|Title||Accelerated heterologous adenovirus prime-boost SIV vaccine in neonatal rhesus monkeys.|
|Publication Type||Journal Article|
|Year of Publication||2012|
|Authors||Liu J, Li H, Iampietro JM, Barouch DH|
|Date Published||2012 Aug|
A pediatric human immunodeficiency virus type 1 (HIV-1) vaccine would be desirable to protect infants against HIV-1 transmission from breast-feeding. Such a vaccine would need to induce protective immunity at mucosal surfaces in neonates as soon as possible after birth. Recombinant adenovirus (rAd) vectors have been shown to elicit potent systemic and mucosal virus-specific immune responses in adult nonhuman primates and humans, but these vectors have not previously been comprehensively studied in infants. In this study, we demonstrate that a single injection of rAd26 encoding simian immunodeficiency virus mac239 (SIVmac239) Gag on the day of birth elicited detectable Gag-specific cellular immune responses in rhesus monkeys, but these responses were transient and waned quickly.
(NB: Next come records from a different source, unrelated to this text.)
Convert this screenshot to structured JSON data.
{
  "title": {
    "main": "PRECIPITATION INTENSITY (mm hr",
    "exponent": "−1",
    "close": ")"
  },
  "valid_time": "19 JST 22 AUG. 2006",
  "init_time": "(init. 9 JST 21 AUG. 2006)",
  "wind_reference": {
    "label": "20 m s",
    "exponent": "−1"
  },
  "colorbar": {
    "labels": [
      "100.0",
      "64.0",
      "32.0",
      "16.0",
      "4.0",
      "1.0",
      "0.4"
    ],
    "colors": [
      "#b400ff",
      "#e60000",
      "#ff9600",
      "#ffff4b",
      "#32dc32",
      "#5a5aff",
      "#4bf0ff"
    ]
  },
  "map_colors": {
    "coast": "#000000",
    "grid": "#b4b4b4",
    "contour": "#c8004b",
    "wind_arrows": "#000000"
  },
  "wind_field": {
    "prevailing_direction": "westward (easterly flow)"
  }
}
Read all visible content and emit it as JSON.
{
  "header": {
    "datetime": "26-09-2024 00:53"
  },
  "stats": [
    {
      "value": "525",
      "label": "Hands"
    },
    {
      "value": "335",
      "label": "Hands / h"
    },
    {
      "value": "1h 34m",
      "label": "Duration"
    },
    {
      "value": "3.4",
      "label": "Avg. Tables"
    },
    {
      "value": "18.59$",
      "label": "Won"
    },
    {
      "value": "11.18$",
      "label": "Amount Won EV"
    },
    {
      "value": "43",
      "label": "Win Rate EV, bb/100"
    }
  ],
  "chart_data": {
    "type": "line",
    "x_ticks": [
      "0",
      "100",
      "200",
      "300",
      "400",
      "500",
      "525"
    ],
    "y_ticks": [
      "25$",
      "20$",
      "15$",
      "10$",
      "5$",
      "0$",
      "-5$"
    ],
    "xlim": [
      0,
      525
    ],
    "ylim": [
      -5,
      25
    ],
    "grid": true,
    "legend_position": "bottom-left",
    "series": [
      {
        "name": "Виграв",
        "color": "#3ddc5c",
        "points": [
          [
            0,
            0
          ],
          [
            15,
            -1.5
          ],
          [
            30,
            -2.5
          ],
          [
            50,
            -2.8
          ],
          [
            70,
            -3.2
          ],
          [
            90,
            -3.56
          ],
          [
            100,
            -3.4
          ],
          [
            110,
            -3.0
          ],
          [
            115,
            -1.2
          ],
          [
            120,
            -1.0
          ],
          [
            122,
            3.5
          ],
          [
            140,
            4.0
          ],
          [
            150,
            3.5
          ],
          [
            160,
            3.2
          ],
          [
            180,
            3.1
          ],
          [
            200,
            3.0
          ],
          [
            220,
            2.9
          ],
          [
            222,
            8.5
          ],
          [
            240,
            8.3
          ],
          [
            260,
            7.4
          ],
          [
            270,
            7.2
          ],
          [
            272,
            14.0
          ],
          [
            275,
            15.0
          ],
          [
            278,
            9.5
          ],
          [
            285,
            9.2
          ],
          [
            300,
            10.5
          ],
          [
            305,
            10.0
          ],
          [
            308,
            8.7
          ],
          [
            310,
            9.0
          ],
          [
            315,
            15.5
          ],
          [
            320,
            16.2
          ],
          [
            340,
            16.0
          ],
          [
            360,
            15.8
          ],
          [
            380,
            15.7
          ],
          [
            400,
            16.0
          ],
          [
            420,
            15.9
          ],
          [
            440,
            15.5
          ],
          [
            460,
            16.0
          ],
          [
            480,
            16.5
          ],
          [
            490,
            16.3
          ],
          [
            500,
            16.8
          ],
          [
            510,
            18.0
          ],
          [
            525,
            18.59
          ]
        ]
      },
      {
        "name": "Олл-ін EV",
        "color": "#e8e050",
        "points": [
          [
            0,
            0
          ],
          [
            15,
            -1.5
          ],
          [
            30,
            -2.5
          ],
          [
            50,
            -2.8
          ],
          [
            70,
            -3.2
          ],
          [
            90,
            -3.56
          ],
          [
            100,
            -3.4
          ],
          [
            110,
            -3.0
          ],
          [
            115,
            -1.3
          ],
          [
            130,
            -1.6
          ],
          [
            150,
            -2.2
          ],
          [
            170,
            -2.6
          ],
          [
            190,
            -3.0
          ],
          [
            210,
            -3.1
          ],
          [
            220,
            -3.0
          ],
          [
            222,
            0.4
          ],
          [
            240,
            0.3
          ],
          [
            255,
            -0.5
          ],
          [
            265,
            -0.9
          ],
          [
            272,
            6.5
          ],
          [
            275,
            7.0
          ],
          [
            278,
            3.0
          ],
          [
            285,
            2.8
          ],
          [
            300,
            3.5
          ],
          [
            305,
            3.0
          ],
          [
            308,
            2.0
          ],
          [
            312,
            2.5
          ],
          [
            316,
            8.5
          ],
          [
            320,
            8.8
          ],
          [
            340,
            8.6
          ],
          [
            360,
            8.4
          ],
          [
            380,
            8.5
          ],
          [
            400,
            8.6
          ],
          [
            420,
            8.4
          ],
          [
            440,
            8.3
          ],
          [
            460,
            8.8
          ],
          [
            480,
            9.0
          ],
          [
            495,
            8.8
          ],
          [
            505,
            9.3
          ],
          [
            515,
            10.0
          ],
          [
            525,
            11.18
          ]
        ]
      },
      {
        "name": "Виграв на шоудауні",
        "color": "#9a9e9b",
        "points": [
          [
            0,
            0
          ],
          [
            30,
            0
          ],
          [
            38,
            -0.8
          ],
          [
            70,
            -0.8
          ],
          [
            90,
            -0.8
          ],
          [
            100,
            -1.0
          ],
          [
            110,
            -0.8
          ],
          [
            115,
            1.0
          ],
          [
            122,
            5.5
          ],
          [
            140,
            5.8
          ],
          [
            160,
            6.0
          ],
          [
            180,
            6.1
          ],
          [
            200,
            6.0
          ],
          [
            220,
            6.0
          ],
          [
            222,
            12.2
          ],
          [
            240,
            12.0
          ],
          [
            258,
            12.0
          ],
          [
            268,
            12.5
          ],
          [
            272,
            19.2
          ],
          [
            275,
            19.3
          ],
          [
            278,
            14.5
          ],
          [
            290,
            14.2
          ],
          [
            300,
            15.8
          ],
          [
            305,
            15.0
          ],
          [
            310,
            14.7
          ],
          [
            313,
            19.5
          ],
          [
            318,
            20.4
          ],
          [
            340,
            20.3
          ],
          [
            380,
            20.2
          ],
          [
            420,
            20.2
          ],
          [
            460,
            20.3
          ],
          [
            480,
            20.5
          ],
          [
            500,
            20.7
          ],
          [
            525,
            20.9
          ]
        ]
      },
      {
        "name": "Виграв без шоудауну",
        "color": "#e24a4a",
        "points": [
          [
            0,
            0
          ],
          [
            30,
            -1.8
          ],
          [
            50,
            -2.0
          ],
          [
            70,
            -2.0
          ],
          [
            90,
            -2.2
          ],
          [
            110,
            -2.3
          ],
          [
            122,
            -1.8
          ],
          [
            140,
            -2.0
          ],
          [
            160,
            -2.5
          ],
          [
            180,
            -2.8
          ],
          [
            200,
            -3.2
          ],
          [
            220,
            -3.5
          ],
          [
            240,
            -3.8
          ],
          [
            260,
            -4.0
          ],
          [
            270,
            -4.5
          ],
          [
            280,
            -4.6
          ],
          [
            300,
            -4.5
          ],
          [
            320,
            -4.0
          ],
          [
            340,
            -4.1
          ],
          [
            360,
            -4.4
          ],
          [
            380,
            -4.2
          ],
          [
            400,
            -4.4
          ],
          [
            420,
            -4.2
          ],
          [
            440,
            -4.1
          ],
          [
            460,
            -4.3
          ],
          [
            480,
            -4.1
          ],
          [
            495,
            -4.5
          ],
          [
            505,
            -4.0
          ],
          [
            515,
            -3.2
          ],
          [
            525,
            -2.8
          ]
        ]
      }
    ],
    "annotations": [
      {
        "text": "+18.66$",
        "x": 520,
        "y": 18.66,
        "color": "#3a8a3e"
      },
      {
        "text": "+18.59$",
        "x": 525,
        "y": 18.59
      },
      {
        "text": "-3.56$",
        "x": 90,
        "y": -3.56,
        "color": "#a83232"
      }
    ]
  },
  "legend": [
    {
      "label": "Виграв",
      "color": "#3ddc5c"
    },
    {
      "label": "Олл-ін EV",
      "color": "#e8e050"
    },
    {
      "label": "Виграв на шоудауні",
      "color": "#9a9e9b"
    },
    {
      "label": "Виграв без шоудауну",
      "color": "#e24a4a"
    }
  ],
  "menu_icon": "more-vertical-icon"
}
In contrast, an accelerated heterologous prime-boost regimen involving administration of rAd35 at birth and rAd26 at 4 weeks of life elicited potent and durable Gag-specific cellular and humoral immune responses in neonatal rhesus monkeys, including mucosal responses that remained detectable at 1 year of age. These results suggest the potential of an accelerated heterologous rAd prime-boost regimen as a candidate HIV-1 vaccine for newborns.